Québec fait une exception pour Sophie Brochu
Payée 215 000 $ par BMO, elle est la seule PDG de sociétés d’état à être rémunérée par une autre entreprise
À la tête d’hydro-québec, Sophie Brochu est la seule et unique PDG de société d’état québécoise à être encore payée par une autre entreprise, a constaté Le Journal.
La province compte 56 sociétés d’état, comme Loto-québec, la Société des alcools ou la Commission de la construction.
Du lot, pas un seul premier dirigeant, à l’exception de la nouvelle présidente-directrice générale d’hydro-québec, n’occupe de fonction rémunérée au sein du conseil d’administration d’une autre entreprise, révèlent nos recherches.
À sa nomination en avril, Mme Brochu a démissionné des CA de Bell et de CGI. Mais l’ex-pdg d’énergir conserve son titre d’administratrice de la Banque de Montréal, et la rémunération de 215 000 $ qui l’accompagne.
« Cette situation est peu fréquente, mais il est très clair qu’il n’y a aucun conflit d’intérêts en lien avec la participation de Sophie Brochu au CA de BMO », a affirmé un porte-parole d’hydro-québec.
Ce 215 000 $ s’ajoute à son salaire de base de 580 000 $ à Hydro-québec, et à un boni de performance pouvant atteindre 290 000 $ par an.
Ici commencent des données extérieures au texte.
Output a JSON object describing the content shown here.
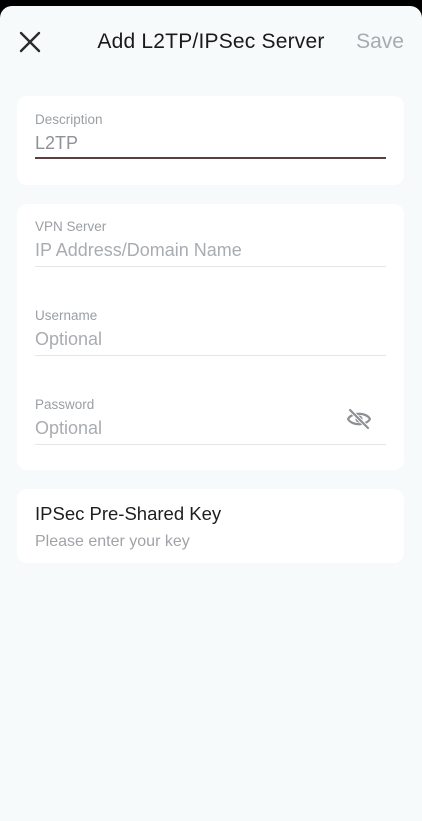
{
  "header": {
    "title": "Add L2TP/IPSec Server",
    "save_label": "Save",
    "close_icon": "close-icon"
  },
  "description_section": {
    "label": "Description",
    "value": "L2TP"
  },
  "server_section": {
    "vpn_server": {
      "label": "VPN Server",
      "placeholder": "IP Address/Domain Name"
    },
    "username": {
      "label": "Username",
      "placeholder": "Optional"
    },
    "password": {
      "label": "Password",
      "placeholder": "Optional",
      "visibility_icon": "eye-off-icon"
    }
  },
  "psk_section": {
    "title": "IPSec Pre-Shared Key",
    "subtitle": "Please enter your key"
  },
  "colors": {
    "background": "#f6fafb",
    "card": "#ffffff",
    "active_underline": "#5a3f3f",
    "muted_text": "#9ea1a5"
  }
}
La rémunération de Mme Brochu, identique à celle de son prédécesseur Éric Martel, sera révisée tous les ans par le conseil d’hydro-québec.
SUBSTANTIEL
« On parle ici d’une rémunération substantielle chez BMO, surtout par rapport à sa rémunération à Hydro », observe le professeur et titulaire de la Chaire de gouvernance d’entreprise S.A. Jarislowsky, Michel Magnan.
« Ce n’est pas nécessairement mauvais que Mme Brochu siège à la Banque de Montréal, mais ça peut soulever des questions. Est-ce qu’elle va passer 100 % de son temps et de son énergie sur [Hydro-québec] ? », poursuit-il.
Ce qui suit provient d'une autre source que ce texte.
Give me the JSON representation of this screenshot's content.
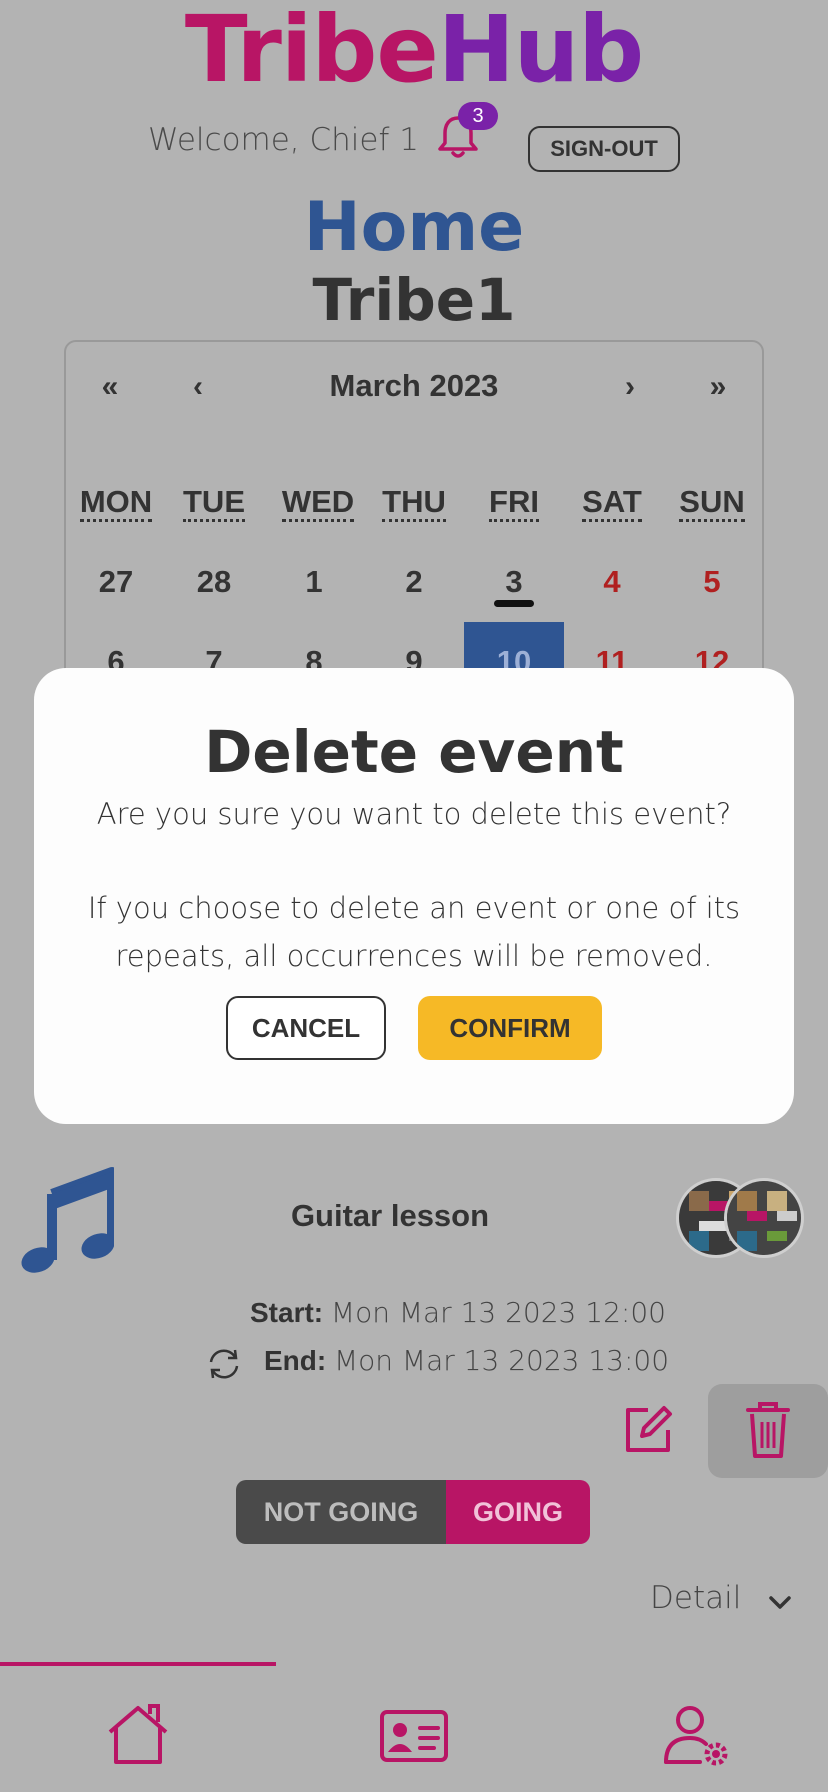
{
  "header": {
    "logo_part1": "Tribe",
    "logo_part2": "Hub",
    "welcome": "Welcome, Chief 1",
    "notification_count": "3",
    "signout_label": "SIGN-OUT"
  },
  "page": {
    "title": "Home",
    "tribe": "Tribe1"
  },
  "calendar": {
    "prev_year": "«",
    "prev_month": "‹",
    "month": "March 2023",
    "next_month": "›",
    "next_year": "»",
    "weekdays": [
      "MON",
      "TUE",
      "WED",
      "THU",
      "FRI",
      "SAT",
      "SUN"
    ],
    "week1": [
      "27",
      "28",
      "1",
      "2",
      "3",
      "4",
      "5"
    ],
    "week2": [
      "6",
      "7",
      "8",
      "9",
      "10",
      "11",
      "12"
    ],
    "today": "3",
    "selected": "10"
  },
  "modal": {
    "title": "Delete event",
    "question": "Are you sure you want to delete this event?",
    "warning_line1": "If you choose to delete an event or one of its",
    "warning_line2": "repeats, all occurrences will be removed.",
    "cancel_label": "CANCEL",
    "confirm_label": "CONFIRM"
  },
  "event": {
    "icon": "music-note-icon",
    "title": "Guitar lesson",
    "start_label": "Start:",
    "start_value": "Mon Mar 13 2023 12:00",
    "end_label": "End:",
    "end_value": "Mon Mar 13 2023 13:00",
    "not_going_label": "NOT GOING",
    "going_label": "GOING",
    "detail_label": "Detail"
  },
  "nav": {
    "items": [
      "home-icon",
      "profile-card-icon",
      "user-settings-icon"
    ]
  },
  "colors": {
    "brand_magenta": "#b81565",
    "brand_purple": "#7a22a8",
    "brand_blue": "#2f5592",
    "confirm_yellow": "#f6b926",
    "weekend_red": "#b02020"
  }
}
À titre comparatif, de la soixantaine d’autres premiers dirigeants de sociétés d’état, seuls trois siègent sur des conseils d’entreprise, tous à titre bénévole.
C’est le cas du PDG de Revenu Québec, Carl Gauthier, administrateur depuis 2016 à La Capitale Assurance et services financiers.
« Il a renoncé dès le début à toute rémunération », précise le porte-parole de Revenu Québec, Martin Croteau. « M. Gauthier respecte toutes les règles régissant l’éthique et les conflits d’intérêts. Il siège en toute indépendance. »
Une poignée d’autres PDG sont impliqués dans des organismes à but non lucratif. Ceuxci n’ont toutefois aucun lien avec l’entité qu’ils dirigent. Et ils ne sont pas payés.
Seule autre exception : le PDG de l’office Québec-monde pour la jeunesse, Jean-stéphane Bernard, perçoit des jetons de présence de 300 $ par rencontre à titre de membre du CA de la caisse populaire Desjardins de Sillery.
NÉGOCIATIONS
Aux yeux de M. Magnan, il est évident que le maintien de Mme Brochu à BMO a fait l’objet de négociations entre la gestionnaire et le gouvernement Legault avant son entrée en poste.
« Le gouvernement a mis de l’eau dans son vin parce qu’il voulait Mme Brochu, une dirigeante reconnue. Il semble plausible que cela soit la solution de compromis à laquelle ils sont arrivés », dit-il.
Les liens d’affaires avec Hydro-québec sont mineurs, note M. Magnan, mais ils sont bien présents. Ainsi, BMO fait fort probablement partie des syndicats financiers avec lesquels traite Hydro-québec pour ses émissions de dette, rappelle l’expert de l’université Concordia.
Au bureau du premier ministre François Legault, on soutient que « rien ne permet de conclure que Mme Brochu se trouve en conflit d’intérêts ». « C’est une femme brillante, compétente et visionnaire, qui a une connaissance fine du secteur énergétique et qui a su démontrer ses qualités d’administratrice », a soutenu Ewan Sauves.
En entrevue à Radio-canada récemment, Mme Brochu a pour sa part soutenu qu’il est bénéfique pour Hydro d’avoir une dirigeante au fait du secteur financier.